Catalizadores El viernes se celebró el “Quadruple witching” o “Día de Brujas”, con el vencimiento simultáneo de futuros y opciones, lo que elevó el volumen en Wall Street. Los índices cerraron con ganancias promedio del 0.53% y en nuevos máximos históricos, impulsados por la decisión de la Fed de bajar la tasa y dejar abierta la posibilidad de dos recortes más este año.

En México, la Bolsa tuvo fuerte volatilidad el viernes: se negociaron 1,100 millones de acciones de la muestra del IPC (muy por encima del promedio de 198.1 millones de los últimos tres meses). El IPC cerró en 61,200.3 puntos (con una caída del 0.20% en la jornada y una pérdida del 0.97% en la semana).

En lo técnico, la corrección del IPC se mantiene dentro de lo esperado tras las ganancias acumuladas en el año. El soporte clave está en 61,090 puntos y un nivel objetivo en el promedio móvil de un mes (59,900).
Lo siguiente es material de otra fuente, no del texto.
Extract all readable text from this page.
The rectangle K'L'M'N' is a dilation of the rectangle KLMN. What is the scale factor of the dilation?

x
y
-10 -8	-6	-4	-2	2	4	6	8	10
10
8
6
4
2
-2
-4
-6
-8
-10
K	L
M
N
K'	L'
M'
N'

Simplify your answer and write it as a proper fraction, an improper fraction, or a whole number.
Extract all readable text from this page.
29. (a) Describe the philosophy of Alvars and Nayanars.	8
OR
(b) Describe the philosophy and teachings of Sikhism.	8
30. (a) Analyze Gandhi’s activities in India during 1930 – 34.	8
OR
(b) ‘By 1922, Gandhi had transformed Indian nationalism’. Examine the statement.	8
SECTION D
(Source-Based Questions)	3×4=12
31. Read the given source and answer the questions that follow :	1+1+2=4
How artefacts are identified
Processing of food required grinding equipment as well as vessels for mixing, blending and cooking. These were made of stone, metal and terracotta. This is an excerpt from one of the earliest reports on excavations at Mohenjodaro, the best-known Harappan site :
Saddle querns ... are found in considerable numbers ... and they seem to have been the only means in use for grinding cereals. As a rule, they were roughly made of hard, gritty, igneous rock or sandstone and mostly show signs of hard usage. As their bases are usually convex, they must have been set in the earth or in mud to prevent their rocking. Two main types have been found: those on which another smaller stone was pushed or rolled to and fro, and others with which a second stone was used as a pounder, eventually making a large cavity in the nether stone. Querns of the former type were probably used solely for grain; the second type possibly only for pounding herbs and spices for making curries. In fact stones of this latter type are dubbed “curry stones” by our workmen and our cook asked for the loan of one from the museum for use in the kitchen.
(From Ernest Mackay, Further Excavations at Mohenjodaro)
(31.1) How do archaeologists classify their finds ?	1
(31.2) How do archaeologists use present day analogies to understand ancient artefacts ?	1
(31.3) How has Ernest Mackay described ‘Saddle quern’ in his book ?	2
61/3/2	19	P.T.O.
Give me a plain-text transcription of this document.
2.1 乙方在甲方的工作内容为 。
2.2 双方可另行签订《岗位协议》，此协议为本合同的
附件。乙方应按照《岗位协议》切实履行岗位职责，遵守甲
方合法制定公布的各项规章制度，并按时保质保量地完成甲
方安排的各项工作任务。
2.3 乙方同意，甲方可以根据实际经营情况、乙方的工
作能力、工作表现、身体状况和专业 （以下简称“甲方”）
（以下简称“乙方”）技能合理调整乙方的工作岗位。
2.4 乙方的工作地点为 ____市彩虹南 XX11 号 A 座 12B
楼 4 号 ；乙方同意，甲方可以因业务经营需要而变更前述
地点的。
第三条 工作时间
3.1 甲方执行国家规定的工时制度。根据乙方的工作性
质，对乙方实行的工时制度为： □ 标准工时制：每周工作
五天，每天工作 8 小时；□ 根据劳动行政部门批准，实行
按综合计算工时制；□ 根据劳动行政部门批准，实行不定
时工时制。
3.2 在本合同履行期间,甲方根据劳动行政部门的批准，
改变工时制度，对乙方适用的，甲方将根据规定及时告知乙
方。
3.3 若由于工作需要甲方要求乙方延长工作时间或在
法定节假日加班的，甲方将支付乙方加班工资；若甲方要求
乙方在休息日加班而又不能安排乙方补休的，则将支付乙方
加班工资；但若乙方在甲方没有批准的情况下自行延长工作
Hacia adelante, la baja en tasas debería favorecer a las empresas con elevada carga financiera y dar soporte a la tendencia del mercado.

El tipo de cambio rebotó en la semana: pasó de mínimos de $18.20 a un máximo de $18.42, cerrando en $18.39, aunque con respecto al cierre de la semana anterior implicó una ganancia del 0.33%. La depreciación del peso estuvo ligada a la apreciación del 1.1% que tuvo el dólar (DXY) en los últimos tres días al cerrar en 97.64.

Perspectivas El mercado estará pendiente a la decisión de Banxico, y aunque el IPC podría seguir mostrando ajustes moderados, la expectativa de menores tasas sigue siendo un soporte a mediano plazo.

El rebote reciente del dólar podría continuar en el corto plazo, pero la tendencia estructural sigue siendo de relativa estabilidad.